Puente is a grassroots migrant justice organization based in Phoenix. They write on puenteaz.org: “We develop, educate, and empower migrant communities to protect and defend our families and ourselves in order to enhance the quality of life of our community members.”
At an initial gathering outside the House and Senate buildings, the group prayed and listened to a handful of sympathetic legislators. Their message: while elected insiders can do a lot, they can’t do it alone. They need the people to raise their voices.
Then the interfaith, interracial, and intergenerational group marched around the central courtyard, chanting, “Stop the Hate.”

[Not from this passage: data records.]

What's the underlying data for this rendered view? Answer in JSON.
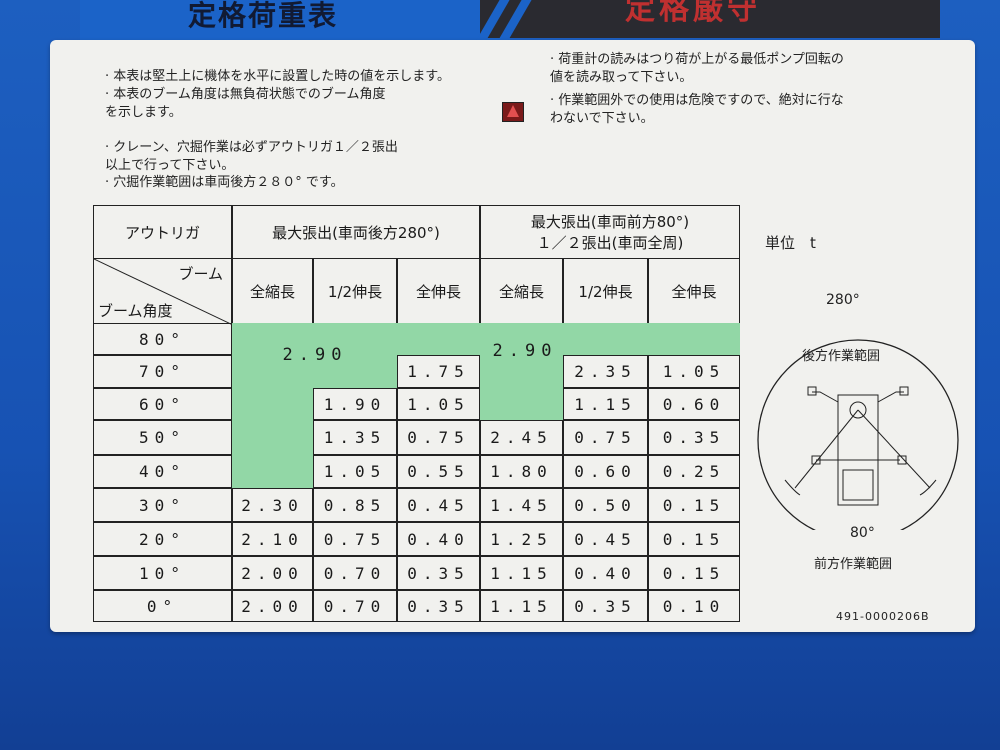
{
  "header": {
    "title": "定格荷重表",
    "warning_title": "定格厳守"
  },
  "notes_left": [
    "本表は堅土上に機体を水平に設置した時の値を示します。",
    "本表のブーム角度は無負荷状態でのブーム角度\nを示します。",
    "クレーン、穴掘作業は必ずアウトリガ１／２張出\n以上で行って下さい。",
    "穴掘作業範囲は車両後方２８０° です。"
  ],
  "notes_right": [
    "荷重計の読みはつり荷が上がる最低ポンプ回転の\n値を読み取って下さい。",
    "作業範囲外での使用は危険ですので、絶対に行な\nわないで下さい。"
  ],
  "warning_icon": "warning-triangle-icon",
  "table": {
    "outrigger_label": "アウトリガ",
    "boom_label": "ブーム",
    "boom_angle_label": "ブーム角度",
    "group_left": "最大張出(車両後方280°)",
    "group_right_line1": "最大張出(車両前方80°)",
    "group_right_line2": "１／２張出(車両全周)",
    "columns": [
      "全縮長",
      "1/2伸長",
      "全伸長",
      "全縮長",
      "1/2伸長",
      "全伸長"
    ],
    "green_left_value": "2.90",
    "green_right_value": "2.90",
    "green_color": "#92d7a6",
    "rows": [
      {
        "angle": "80°",
        "values": [
          null,
          null,
          null,
          null,
          null,
          null
        ]
      },
      {
        "angle": "70°",
        "values": [
          null,
          null,
          "1.75",
          null,
          "2.35",
          "1.05"
        ]
      },
      {
        "angle": "60°",
        "values": [
          null,
          "1.90",
          "1.05",
          null,
          "1.15",
          "0.60"
        ]
      },
      {
        "angle": "50°",
        "values": [
          null,
          "1.35",
          "0.75",
          "2.45",
          "0.75",
          "0.35"
        ]
      },
      {
        "angle": "40°",
        "values": [
          null,
          "1.05",
          "0.55",
          "1.80",
          "0.60",
          "0.25"
        ]
      },
      {
        "angle": "30°",
        "values": [
          "2.30",
          "0.85",
          "0.45",
          "1.45",
          "0.50",
          "0.15"
        ]
      },
      {
        "angle": "20°",
        "values": [
          "2.10",
          "0.75",
          "0.40",
          "1.25",
          "0.45",
          "0.15"
        ]
      },
      {
        "angle": "10°",
        "values": [
          "2.00",
          "0.70",
          "0.35",
          "1.15",
          "0.40",
          "0.15"
        ]
      },
      {
        "angle": "0°",
        "values": [
          "2.00",
          "0.70",
          "0.35",
          "1.15",
          "0.35",
          "0.10"
        ]
      }
    ]
  },
  "diagram": {
    "unit_label": "単位　t",
    "rear_angle": "280°",
    "rear_label": "後方作業範囲",
    "front_angle": "80°",
    "front_label": "前方作業範囲"
  },
  "part_number": "491-0000206B"
}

Many members of the Unitarian Universalist Justice Arizona Network (UUJAZ) belong to congregations up to two hundred miles from the State Capitol in Phoenix. They discussed the oppressive bills in gatherings at their home congregations, and then sent photos and messages of support both to the coalition and to Standing on the Side of Love.
The Arizona legislature, not for the first time, is threatening respect and dignity for immigrants and their families. A number of pending bills would, among other things, change incarceration rules for immigrants, eliminating parole and other alternatives to serving time. “This means that we will have two different justice systems,” said one speaker, “parallel but unequal.” Other bills would prohibit refugees from entering Arizona and withhold shared state revenue from any county, city, or town that is determined by the Arizona Attorney General to have violated any state law or the state constitution.
After the march, the group claimed space in the Capitol rotunda to continue speeches, calls-and-response, and testimonies about justice denied.
Raising our voices can be hard and inconvenient. Other people may smirk or treat us as though we are insignificant or even invisible. But too often we can’t be heard unless we do raise our voices. Not only UUs, but also other faith communities, unions such as the United Farm Workers, and LGTB rights groups such as the AZ Queer Undocumented Immigrant Project participated in the event. In numbers we find strength. In numbers, we can begin to make change. But first we have to resolve to raise our voices. Recent experiences have told us that we will be heard.
A prayer offered at the beginning of the rally spoke of deep learning from the prophets. This reminder of deep learning followed us through the rally. Deep learning is all about love.